Après des études de lettres classiques à la Sorbonne, Roland Barthes (1915-1980), publie ses premiers textes dont le fameux Mythologies en 1957, recueil de 53 textes rédigés entre 1954 et 1956 au gré de l'actualité. Il se définit comme un sémiologue et ses travaux sont marqués notamment par l'influence de Ferdinand de Saussure.

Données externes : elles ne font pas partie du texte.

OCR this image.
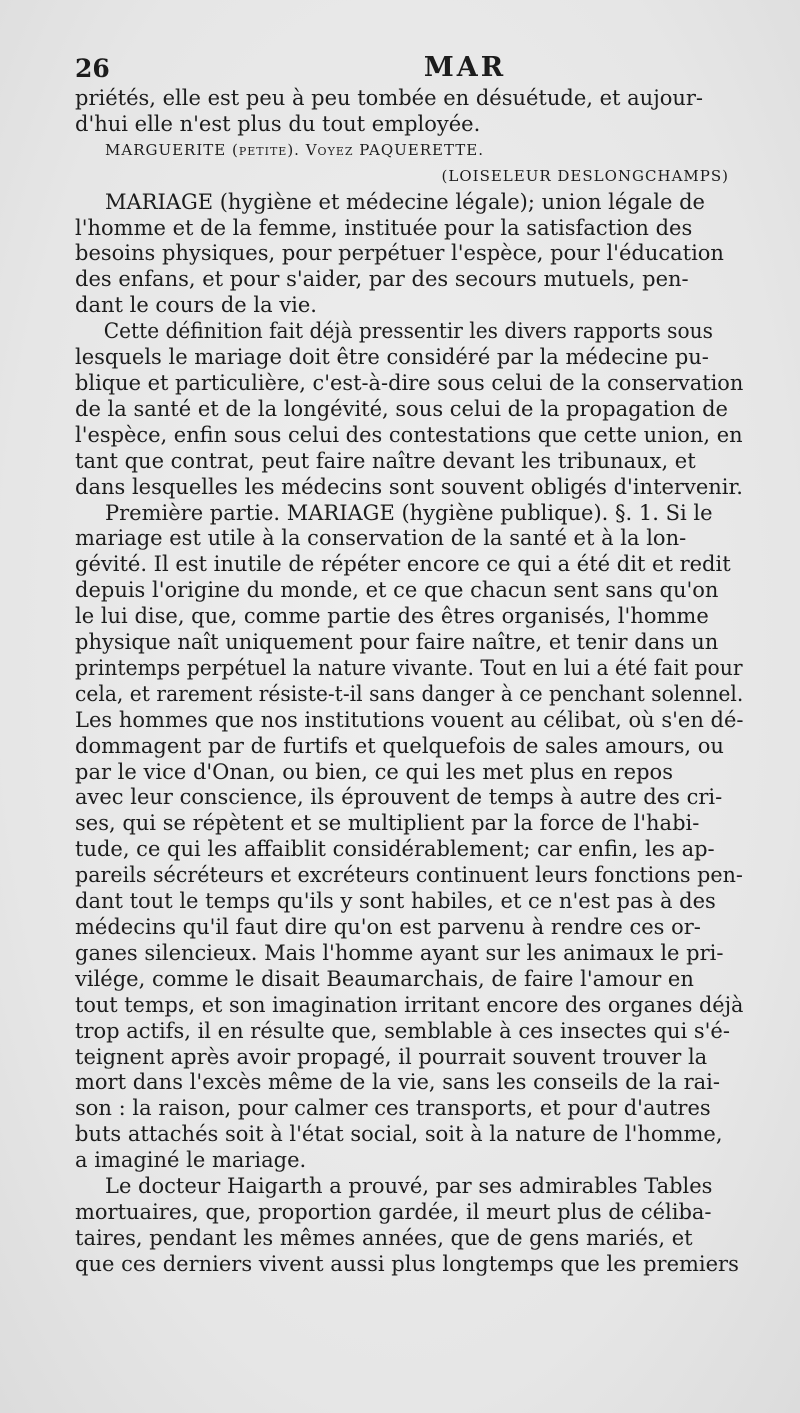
26	MAR
priétés, elle est peu à peu tombée en désuétude, et aujour-
d'hui elle n'est plus du tout employée.
MARGUERITE (petite). Voyez PAQUERETTE.
(LOISELEUR DESLONGCHAMPS)
MARIAGE (hygiène et médecine légale); union légale de
l'homme et de la femme, instituée pour la satisfaction des
besoins physiques, pour perpétuer l'espèce, pour l'éducation
des enfans, et pour s'aider, par des secours mutuels, pen-
dant le cours de la vie.
Cette définition fait déjà pressentir les divers rapports sous
lesquels le mariage doit être considéré par la médecine pu-
blique et particulière, c'est-à-dire sous celui de la conservation
de la santé et de la longévité, sous celui de la propagation de
l'espèce, enfin sous celui des contestations que cette union, en
tant que contrat, peut faire naître devant les tribunaux, et
dans lesquelles les médecins sont souvent obligés d'intervenir.
Première partie. MARIAGE (hygiène publique). §. 1. Si le
mariage est utile à la conservation de la santé et à la lon-
gévité. Il est inutile de répéter encore ce qui a été dit et redit
depuis l'origine du monde, et ce que chacun sent sans qu'on
le lui dise, que, comme partie des êtres organisés, l'homme
physique naît uniquement pour faire naître, et tenir dans un
printemps perpétuel la nature vivante. Tout en lui a été fait pour
cela, et rarement résiste-t-il sans danger à ce penchant solennel.
Les hommes que nos institutions vouent au célibat, où s'en dé-
dommagent par de furtifs et quelquefois de sales amours, ou
par le vice d'Onan, ou bien, ce qui les met plus en repos
avec leur conscience, ils éprouvent de temps à autre des cri-
ses, qui se répètent et se multiplient par la force de l'habi-
tude, ce qui les affaiblit considérablement; car enfin, les ap-
pareils sécréteurs et excréteurs continuent leurs fonctions pen-
dant tout le temps qu'ils y sont habiles, et ce n'est pas à des
médecins qu'il faut dire qu'on est parvenu à rendre ces or-
ganes silencieux. Mais l'homme ayant sur les animaux le pri-
vilége, comme le disait Beaumarchais, de faire l'amour en
tout temps, et son imagination irritant encore des organes déjà
trop actifs, il en résulte que, semblable à ces insectes qui s'é-
teignent après avoir propagé, il pourrait souvent trouver la
mort dans l'excès même de la vie, sans les conseils de la rai-
son : la raison, pour calmer ces transports, et pour d'autres
buts attachés soit à l'état social, soit à la nature de l'homme,
a imaginé le mariage.
Le docteur Haigarth a prouvé, par ses admirables Tables
mortuaires, que, proportion gardée, il meurt plus de céliba-
taires, pendant les mêmes années, que de gens mariés, et
que ces derniers vivent aussi plus longtemps que les premiers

Ferdinand de Saussure se propose d'utiliser la sémiologie, définie comme "la science qui étudie la vie des signes au sein de la vie sociale" pour appréhender la langue. Dans son Cours de linguistique générale (1916) il tente de comprendre en quoi consistent les signes et quelles lois les régissent. Il établit que la langue est un ensemble formel de relations dans lequel chaque élément n'existe que par sa relation et son opposition à d'autres éléments. Il en déduit que la langue est en fait un système qui s'impose à ceux qui la manient.
Ferdinand de Saussure a eu une immense postérité puisqu'il est à l'origine d'un courant de pensée majeur, le structuralisme. A l'origine hypothèse linguistique, le structuralisme a servi de paradigme à une façon de penser notamment en anthropologie avec Claude Lévi Strauss, en philosophie avec Louis Althusser, ou encore en sémiologie avec Roland Barthes. Pour les structuralistes, les processus sociaux sont issus de structures fondamentales qui sont le plus souvent inconscientes. Ils mettent ces structures par la compréhension et l'explication de leurs réalisations sensibles, leurs "signes", pourrait-on dire, soit les pratiques et les croyances en vigueur.

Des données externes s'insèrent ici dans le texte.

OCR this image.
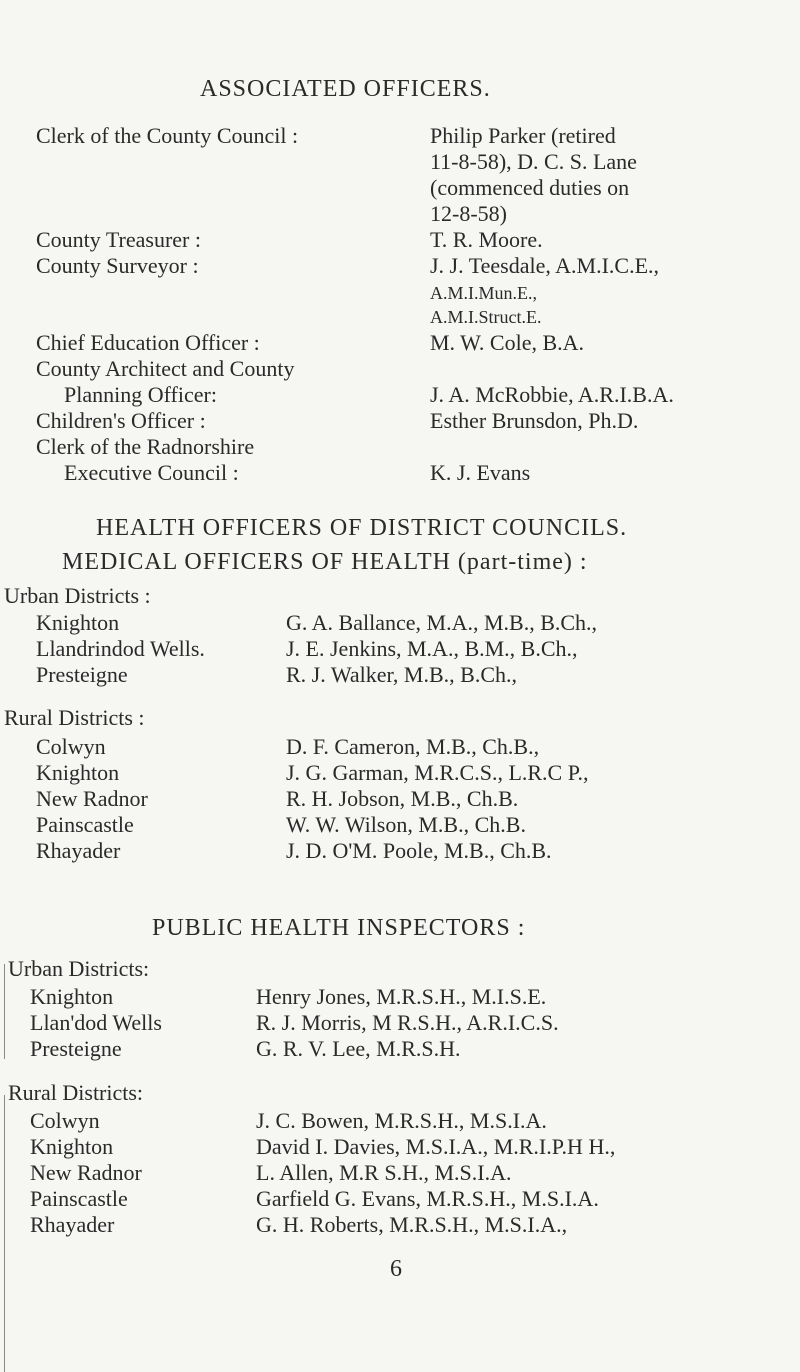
ASSOCIATED OFFICERS.
Clerk of the County Council :	Philip Parker (retired
11-8-58), D. C. S. Lane
(commenced duties on
12-8-58)
County Treasurer :	T. R. Moore.
County Surveyor :	J. J. Teesdale, A.M.I.C.E.,
A.M.I.Mun.E.,
A.M.I.Struct.E.
Chief Education Officer :	M. W. Cole, B.A.
County Architect and County
Planning Officer:	J. A. McRobbie, A.R.I.B.A.
Children's Officer :	Esther Brunsdon, Ph.D.
Clerk of the Radnorshire
Executive Council :	K. J. Evans
HEALTH OFFICERS OF DISTRICT COUNCILS.
MEDICAL OFFICERS OF HEALTH (part-time) :
Urban Districts :
Knighton	G. A. Ballance, M.A., M.B., B.Ch.,
Llandrindod Wells.	J. E. Jenkins, M.A., B.M., B.Ch.,
Presteigne	R. J. Walker, M.B., B.Ch.,
Rural Districts :
Colwyn	D. F. Cameron, M.B., Ch.B.,
Knighton	J. G. Garman, M.R.C.S., L.R.C P.,
New Radnor	R. H. Jobson, M.B., Ch.B.
Painscastle	W. W. Wilson, M.B., Ch.B.
Rhayader	J. D. O'M. Poole, M.B., Ch.B.
PUBLIC HEALTH INSPECTORS :
Urban Districts:
Knighton	Henry Jones, M.R.S.H., M.I.S.E.
Llan'dod Wells	R. J. Morris, M R.S.H., A.R.I.C.S.
Presteigne	G. R. V. Lee, M.R.S.H.
Rural Districts:
Colwyn	J. C. Bowen, M.R.S.H., M.S.I.A.
Knighton	David I. Davies, M.S.I.A., M.R.I.P.H H.,
New Radnor	L. Allen, M.R S.H., M.S.I.A.
Painscastle	Garfield G. Evans, M.R.S.H., M.S.I.A.
Rhayader	G. H. Roberts, M.R.S.H., M.S.I.A.,
6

Roland Barthes s'inscrit dans ce mouvement du structuralisme et va utiliser la sémiologie dans son analyse de la vie des signes dans la société. Il se concentre notamment sur l'étude des mythes et de leurs significations.
Il analyse également le phénomène même du mythe dans ses Mythologies. Selon lui le "mythe est une parole", en cela qu'il est à la fois un mode de signification et un système de communication. Il est un mode de signification dans le sens qu'il ne se définit pas par l'objet de son message mais par la façon dont il le profère, par sa signification. Le mythe est également un système de communication en cela qu'il est présent dans toutes les représentations qui structurent la société humaine, omniprésentes dans le discours ou dans les médias.

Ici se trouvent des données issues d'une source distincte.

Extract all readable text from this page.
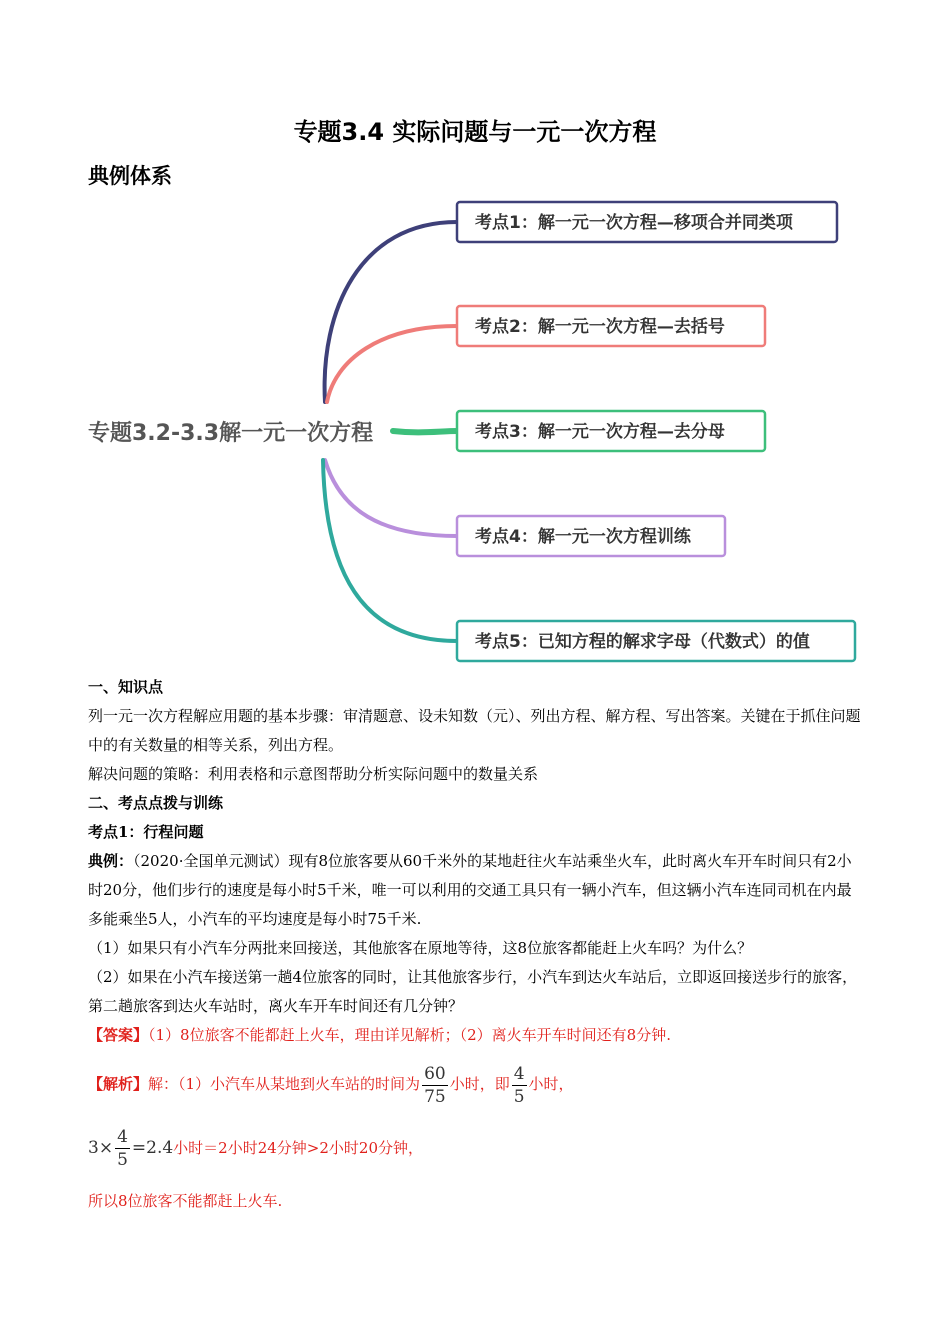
专题3.4 实际问题与一元一次方程
典例体系
考点1：解一元一次方程—移项合并同类项
考点2：解一元一次方程—去括号
考点3：解一元一次方程—去分母
考点4：解一元一次方程训练
考点5：已知方程的解求字母（代数式）的值
专题3.2-3.3解一元一次方程

一、知识点

列一元一次方程解应用题的基本步骤：审清题意、设未知数（元）、列出方程、解方程、写出答案。关键在于抓住问题中的有关数量的相等关系，列出方程。

解决问题的策略：利用表格和示意图帮助分析实际问题中的数量关系

二、考点点拨与训练

考点1：行程问题

典例：（2020·全国单元测试）现有8位旅客要从60千米外的某地赶往火车站乘坐火车，此时离火车开车时间只有2小时20分，他们步行的速度是每小时5千米，唯一可以利用的交通工具只有一辆小汽车，但这辆小汽车连同司机在内最多能乘坐5人，小汽车的平均速度是每小时75千米.

（1）如果只有小汽车分两批来回接送，其他旅客在原地等待，这8位旅客都能赶上火车吗？为什么？

（2）如果在小汽车接送第一趟4位旅客的同时，让其他旅客步行，小汽车到达火车站后，立即返回接送步行的旅客，第二趟旅客到达火车站时，离火车开车时间还有几分钟？

【答案】（1）8位旅客不能都赶上火车，理由详见解析；（2）离火车开车时间还有8分钟.

【解析】解：（1）小汽车从某地到火车站的时间为 $\frac{60}{75}$ 小时，即 $\frac{4}{5}$ 小时，

$3\times \frac{4}{5} =2.4$小时＝2小时24分钟>2小时20分钟，

所以8位旅客不能都赶上火车.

Roland Barthes va s'atteler à montrer que c'est l'idéologie bourgeoise qui a contribué a à façonner ce système de représentations qui contraint les individus dans une structure aliénante. Cette idée de la domination de la société bourgeoise en cela qu'elle maitrise le système mythique est une idée centrale chez Barthes. Il nous a semblé intéressant de l'approfondir.
Nous nous demanderons ainsi en quoi le mythe en tant qu'outil communicationnel est réutilisé par la classe bourgeoise pour contaminer l'ensemble des représentations et asseoir sa domination (...)
[...] Ainsi briser l'aliénation du monde opérée par le mythe c'est nommer les choses selon leur essence propre, c'est d'abolir l'hypocrisie d'une idéologie, c'est de rétablir l'identité politique du monde afin de lui donner sens. Ainsi Barthes dans Le pauvre et le prolétaire montre que la force de Brecht c'est de penser la Révolution comme une lumière, une révélatrice de sens, un éveil de la conscience opprimée. Charlie Chaplin incarne l'Homme seul qui n'a pas conscience de son aliénation, qui est aveuglé par l'idéologie et totalement mystifié. Pour Roland Barthes un art qui détruit le mythe c'est montrer le producteur hors de la révolution. [...]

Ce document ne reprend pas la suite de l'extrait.